Egyptian Pound Has Bears Betting on 14% Drop as IMF Deal Nears
The bank’s statement reiterated greater currency flexibility as a key theme in ongoing economic reforms, shifting from a practice of keeping the pound stable by using foreign reserves.
Egyptian stocks soared as local investors rushed to protect their savings against the devaluing currency.
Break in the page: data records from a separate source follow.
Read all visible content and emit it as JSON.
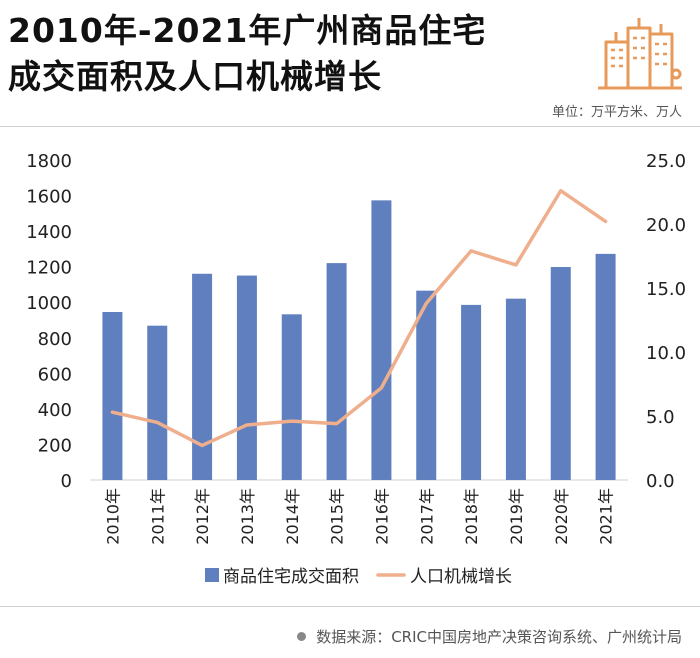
{
  "header": {
    "title_line1": "2010年-2021年广州商品住宅",
    "title_line2": "成交面积及人口机械增长",
    "unit": "单位：万平方米、万人"
  },
  "source": {
    "text": "数据来源：CRIC中国房地产决策咨询系统、广州统计局"
  },
  "colors": {
    "bar": "#5f7fbf",
    "line": "#efae8c",
    "logo": "#e79a5a"
  },
  "chart_data": {
    "type": "bar+line",
    "title": "2010年-2021年广州商品住宅成交面积及人口机械增长",
    "categories": [
      "2010年",
      "2011年",
      "2012年",
      "2013年",
      "2014年",
      "2015年",
      "2016年",
      "2017年",
      "2018年",
      "2019年",
      "2020年",
      "2021年"
    ],
    "series": [
      {
        "name": "商品住宅成交面积",
        "type": "bar",
        "axis": "left",
        "values": [
          945,
          868,
          1160,
          1150,
          932,
          1220,
          1573,
          1065,
          985,
          1020,
          1198,
          1272
        ]
      },
      {
        "name": "人口机械增长",
        "type": "line",
        "axis": "right",
        "values": [
          5.3,
          4.5,
          2.7,
          4.3,
          4.6,
          4.4,
          7.2,
          13.8,
          17.9,
          16.8,
          22.6,
          20.2
        ]
      }
    ],
    "y_left": {
      "min": 0,
      "max": 1800,
      "ticks": [
        "0",
        "200",
        "400",
        "600",
        "800",
        "1000",
        "1200",
        "1400",
        "1600",
        "1800"
      ]
    },
    "y_right": {
      "min": 0,
      "max": 25,
      "ticks": [
        "0.0",
        "5.0",
        "10.0",
        "15.0",
        "20.0",
        "25.0"
      ]
    },
    "legend": {
      "position": "bottom"
    }
  }
}
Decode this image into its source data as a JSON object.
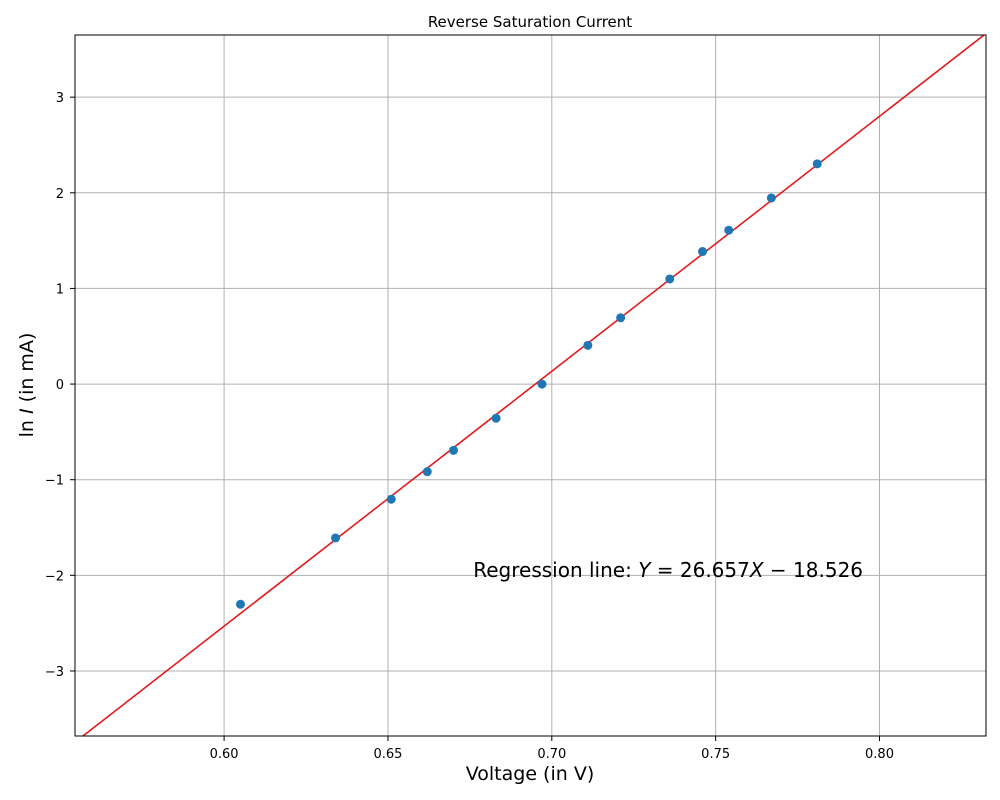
{
  "chart_data": {
    "type": "scatter",
    "title": "Reverse Saturation Current",
    "xlabel": "Voltage (in V)",
    "ylabel_prefix": "ln ",
    "ylabel_var": "I",
    "ylabel_suffix": " (in mA)",
    "xlim": [
      0.5545,
      0.8325
    ],
    "ylim": [
      -3.68,
      3.65
    ],
    "x_ticks": [
      0.6,
      0.65,
      0.7,
      0.75,
      0.8
    ],
    "x_tick_labels": [
      "0.60",
      "0.65",
      "0.70",
      "0.75",
      "0.80"
    ],
    "y_ticks": [
      -3,
      -2,
      -1,
      0,
      1,
      2,
      3
    ],
    "y_tick_labels": [
      "−3",
      "−2",
      "−1",
      "0",
      "1",
      "2",
      "3"
    ],
    "grid": true,
    "points": {
      "color": "#1f77b4",
      "x": [
        0.605,
        0.634,
        0.651,
        0.662,
        0.67,
        0.683,
        0.697,
        0.711,
        0.721,
        0.736,
        0.746,
        0.754,
        0.767,
        0.781
      ],
      "y": [
        -2.303,
        -1.609,
        -1.204,
        -0.916,
        -0.693,
        -0.357,
        0.0,
        0.405,
        0.693,
        1.099,
        1.386,
        1.609,
        1.946,
        2.303
      ]
    },
    "regression": {
      "color": "#e31a1c",
      "slope": 26.657,
      "intercept": -18.526
    },
    "annotation": {
      "prefix": "Regression line: ",
      "lhs": "Y",
      "eq1": " = 26.657",
      "var": "X",
      "eq2": " − 18.526",
      "x": 0.7355,
      "y": -2.02
    }
  }
}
The benchmark EGX 30 Index gained as much as 4.7% to the highest level since May.
What Bloomberg Economics Says...
“The chain reaction has unfolded: Egypt declared a move to a flexible exchange-rate regime, leading to a plunge in the pound, followed by an announcement of an agreement with the IMF. The key question is whether authorities will allow greater flexibility in the exchange rate or, like 2016, merely re-peg the currency to a weaker level against the dollar.”
--Ziad Daoud, chief emerging markets economist.
The central bank, which increased its key interest rate to 13.25%, said it will work toward building the currency derivatives market to “further deepen the foreign exchange market and enhance its liquidity.” The Monetary Policy Committee had been expected to hold its next meeting on Nov. 3
“Higher interest rates are needed given the acceleration in inflation and more strengthening expected in the coming months,” said Monica Malik, chief economist at Abu Dhabi Commercial Bank.
In a separate statement, Egypt’s regulator amended regulations to allow for the use of foreign-exchange forwards, currency swaps and non-deliverable forward contracts.
Inflation Threat
The dramatic weakening of the pound risks further stoking Egyptian annual inflation that was already at 15% in September, its highest in almost four years, after hikes in food and fuel prices.
The upsurge will probably be “transient,” with the consumer-price index likely to peak at close to 19% in January, according to Goldman Sachs Group Inc. economists including Farouk Soussa in London.
The MPC meeting followed a three-day conference in which Egyptian officials discussed introducing new measures to boost the economy, such as reducing a reliance on debt and foreign support by boosting exports and the private sector’s role.
The central bank also said it would remove a requirement for importers to acquire letters of credit by December, which would “serve as a catalyst for the rejuvenation of economic activity in the medium term.” The regulations had contributed to shortages of some consumer goods in Egypt.